Trotzdem ist die mühsame Arbeit von Albert Fields ein wichtiger Beitrag, Licht in das Dunkel der Techniken und Auflagenhöhe der graphischen Arbeit des Künstlers zu bringen. Field stützte sich dabei auf Angaben der jeweiligen Verleger. Diese waren nicht immer vollständig. Einige Editionen hatten gar kein Interesse, Details zu veröffentlichen. Andere Verleger waren nicht mehr in der Lage, Angaben zu machen. Zum Beispiel hatte die Galerie von Heinz Berggruen in Paris zuerst die klassische Radierung "Rom und Cadaques" in einer kleinen Auflage angeboten. Wegen der großen Nachfrage waren dann neue Auflagen gemacht worden.

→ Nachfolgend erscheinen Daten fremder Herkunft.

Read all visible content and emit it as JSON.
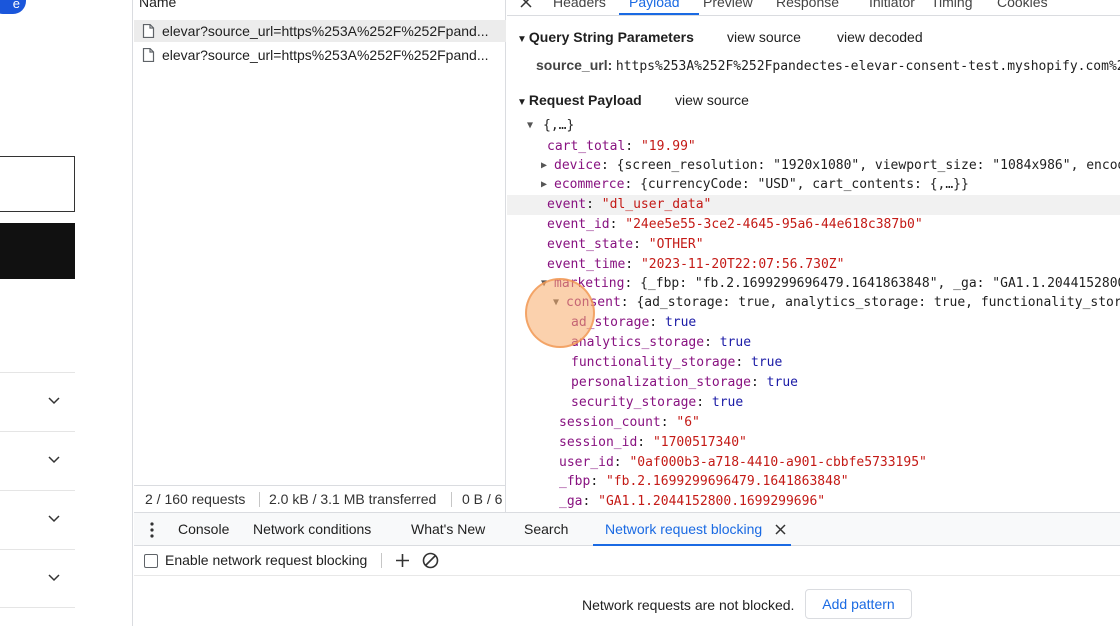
{
  "left_page": {
    "pill_text": "e",
    "accordion_count": 4
  },
  "network": {
    "column_name": "Name",
    "requests": [
      {
        "name": "elevar?source_url=https%253A%252F%252Fpand...",
        "selected": true
      },
      {
        "name": "elevar?source_url=https%253A%252F%252Fpand...",
        "selected": false
      }
    ],
    "footer": {
      "requests": "2 / 160 requests",
      "transferred": "2.0 kB / 3.1 MB transferred",
      "resources": "0 B / 6"
    }
  },
  "detail": {
    "close_icon": "close-icon",
    "tabs": [
      "Headers",
      "Payload",
      "Preview",
      "Response",
      "Initiator",
      "Timing",
      "Cookies"
    ],
    "active_tab": "Payload",
    "query": {
      "title": "Query String Parameters",
      "view_source": "view source",
      "view_decoded": "view decoded",
      "param_key": "source_url:",
      "param_value": "https%253A%252F%252Fpandectes-elevar-consent-test.myshopify.com%2"
    },
    "payload": {
      "title": "Request Payload",
      "view_source": "view source",
      "root": "{,…}",
      "cart_total_key": "cart_total",
      "cart_total_val": "\"19.99\"",
      "device_key": "device",
      "device_val": "{screen_resolution: \"1920x1080\", viewport_size: \"1084x986\", encod",
      "ecommerce_key": "ecommerce",
      "ecommerce_val": "{currencyCode: \"USD\", cart_contents: {,…}}",
      "event_key": "event",
      "event_val": "\"dl_user_data\"",
      "event_id_key": "event_id",
      "event_id_val": "\"24ee5e55-3ce2-4645-95a6-44e618c387b0\"",
      "event_state_key": "event_state",
      "event_state_val": "\"OTHER\"",
      "event_time_key": "event_time",
      "event_time_val": "\"2023-11-20T22:07:56.730Z\"",
      "marketing_key": "marketing",
      "marketing_val": "{_fbp: \"fb.2.1699299696479.1641863848\", _ga: \"GA1.1.2044152800",
      "consent_key": "consent",
      "consent_val": "{ad_storage: true, analytics_storage: true, functionality_stora",
      "ad_storage_key": "ad_storage",
      "ad_storage_val": "true",
      "analytics_storage_key": "analytics_storage",
      "analytics_storage_val": "true",
      "functionality_storage_key": "functionality_storage",
      "functionality_storage_val": "true",
      "personalization_storage_key": "personalization_storage",
      "personalization_storage_val": "true",
      "security_storage_key": "security_storage",
      "security_storage_val": "true",
      "session_count_key": "session_count",
      "session_count_val": "\"6\"",
      "session_id_key": "session_id",
      "session_id_val": "\"1700517340\"",
      "user_id_key": "user_id",
      "user_id_val": "\"0af000b3-a718-4410-a901-cbbfe5733195\"",
      "fbp_key": "_fbp",
      "fbp_val": "\"fb.2.1699299696479.1641863848\"",
      "ga_key": "_ga",
      "ga_val": "\"GA1.1.2044152800.1699299696\""
    }
  },
  "drawer": {
    "tabs": [
      "Console",
      "Network conditions",
      "What's New",
      "Search",
      "Network request blocking"
    ],
    "active_tab": "Network request blocking",
    "enable_label": "Enable network request blocking",
    "status_message": "Network requests are not blocked.",
    "add_pattern": "Add pattern"
  },
  "colors": {
    "accent": "#1a6ae3",
    "key": "#881280",
    "string": "#c41a16",
    "boolean": "#1a1aa6"
  }
}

Der Drucker von Radierungen in den Ateliers Rigal in Paris und der Lithograph Fernand Mourlot hätten beste Auskunft über die Anzahl der jeweiligen Abzüge geben können. Aber sie waren nicht von Dali autorisiert, dies zu tun. Dalis berühmtester Sekretär Peter Moore wiederum gab offen zu, dass durch die Vielfalt des Schaffens es nachträglich nicht mehr möglich sein wird, ein genaues Werkverzeichnis zu erstellen. Dalis letzter Sekretär, der Fotograf Robert Descharnes, konnte Field nicht viel helfen. US-Verleger wiederum verweigerten jede Angaben.
Field erlebte Neid und Undank
Albert Field hat diese Tatsachen nicht entmutigt. Er hat alles zusammengetragen, was er in Europa und Amerika fand. So wurde er zum Spezialisten für Dali-Grafiken und einem persönlichen Archiv, das er bis zum Schluss mit seinem Freund Frank Hunter betreute. Beide haben vielfach den Neid gehört, dass Sie für die Zertifizierung von Grafiken zu viel Geld verlangten und gut verdienten. Reich scheint Field nicht geworden zu sein, denn sonst hätte sein Dali-Katalog in einer besseren Druckqualität erscheinen können. Einen Dank dafür hatte er von offizieller Dali-Seite nie gehört.
Ich bin Albert Field erstmals 1975 begegnet. Er hatte damals Kontakt mit dem Verleger Marco Bodenstein und wollte Auskunft über die von MARCO und ART 204 in Paris edierten Grafiken und Skulpturen. Salavdor Dali, der Breker für die einzig autorisierte Büste Modell saß, hatte dem Bildhauer die Lithographie "Ritter und Fürst" zum 75. Geburtstag gewidmet und auch eine Radierung "Reiter mit dem Lorbeerkranz" nach dieser Zeichnung genehmigt. Field sah mit seinen grauen Haaren wie ein Kunstprofessor aus. Er wirkte sehr gewissenhaft. In den folgenden Jahren trafen wir Field immer wieder auf Kunstausstellungen und Kunstmessen in Düsseldorf, New York, Chicago und Los Angeles. Er war stets auf der Suche nach Dali-Arbeiten.
Eines Tages besuchte ich Field in seinem New Yorker Domizil. Sein "Archiv" war vollgestopft wie ein Bazar. Es schien alles unordentlich. "Bitte fassen Sie nichts an, damit es nicht durcheinander kommt", sagte Fields. Auf die Frage, wie er sich in diesem Chaos zurechtfinde, tippte er auf seinen Kopf und sagte: "Das ist alles in meinem Computer gespeichert."
Nun hat der "Computer" am 4. August 2003 aufgehört zu arbeiten. Bereits in den letzten Jahren hatte der kränkelnde Field zurückgezogen gelebt. Er wird allen, die ihn kannten und schätzten, als Idealist und auch als fanatischer Dali-Fan in Erinnerung bleiben. Als einer der letzten Zeitzeugen Dalis ist Field jedoch unersetzbar. Auf seinem Grab könnte die Inschrift stehen: "Er hat vieles von Salvador Dali gewusst, aber nicht alle Geheimnisse gekannt."